Maryland Corridor is however in the course of action of creating its digital media lab and recording studio and will start on April 2 with a are living broadcast from the organization’s annual open residence on Maryland Day, ArtFest. Funding is coming from grants and the existing spending plan, which will involve selecting some staff members associates.

“We’re heading to be the only Annapolis radio station still left. As you know, there’s a extended background of radio in Annapolis and we’re truly hoping to include that in our programming,” explained Shaffer, Maryland Corridor chief economic officer.

The strategy is to make Crab Radio 104.7 a community-pushed radio station, with a target on community audio, programming from resident arts corporations at Maryland Hall, news and converse. It could possibly integrate community podcasters.

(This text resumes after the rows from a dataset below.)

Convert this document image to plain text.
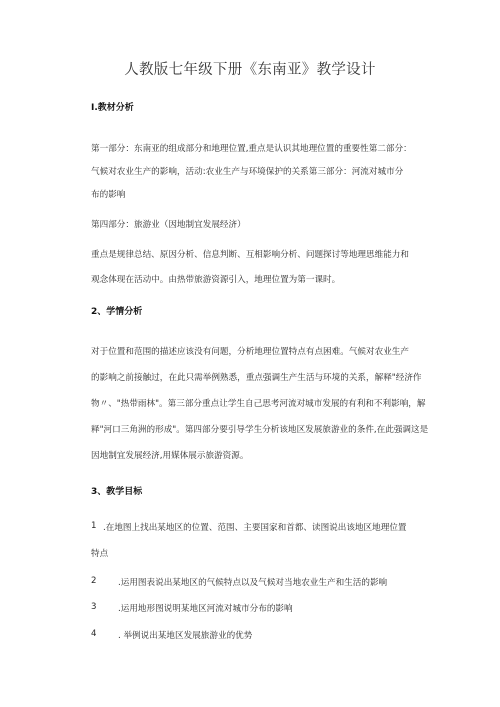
人教版七年级下册《东南亚》教学设计
I.教材分析
第一部分：东南亚的组成部分和地理位置,重点是认识其地理位置的重要性第二部分：
气候对农业生产的影响，活动:农业生产与环境保护的关系第三部分：河流对城市分
布的影响
第四部分：旅游业（因地制宜发展经济）
重点是规律总结、原因分析、信息判断、互相影响分析、问题探讨等地理思维能力和
观念体现在活动中。由热带旅游资源引入，地理位置为第一课时。
2、学情分析
对于位置和范围的描述应该没有问题，分析地理位置特点有点困难。气候对农业生产
的影响之前接触过，在此只需举例熟悉，重点强调生产生活与环境的关系，解释"经济作
物〃、"热带雨林"。第三部分重点让学生自己思考河流对城市发展的有利和不利影响，解
释"河口三角洲的形成"。第四部分要引导学生分析该地区发展旅游业的条件,在此强调这是
因地制宜发展经济,用媒体展示旅游资源。
3、教学目标
1 .在地图上找出某地区的位置、范围、主要国家和首都、读图说出该地区地理位置
特点
2	.运用图表说出某地区的气候特点以及气候对当地农业生产和生活的影响
3	.运用地形图说明某地区河流对城市分布的影响
4	. 举例说出某地区发展旅游业的优势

Will this replace what Annapolis has shed? No. You will not be equipped to hear Crab Radio pretty much exterior the town restrictions, and Annapolis is a lot more than just the town alone.

It does, on the other hand, supply hope.

Kingston has been documented as saying he may possibly obtain ways to provide WRNR back again, and songs was continue to playing Monday on the web page. Last calendar year, regional broadcaster Maryland Media A person obtained an possession stake in WNAV. Some of its other stations supply area voices.

Probably neighborhood programming isn’t so dead right after all. Perhaps we’ll be saved from getting to depend on ever-newer approaches to pay attention to the seem of Annapolis.

“I in no way know what the heck streaming provider the application I want is on,” Timm said. “I can never ever come across it. Whilst with regular radio providers, I strike button No. 1 and it’s there. It’s likely to be challenging to replicate that experience.”

An before model of this column provided incorrect information on the purchaser of WRAU.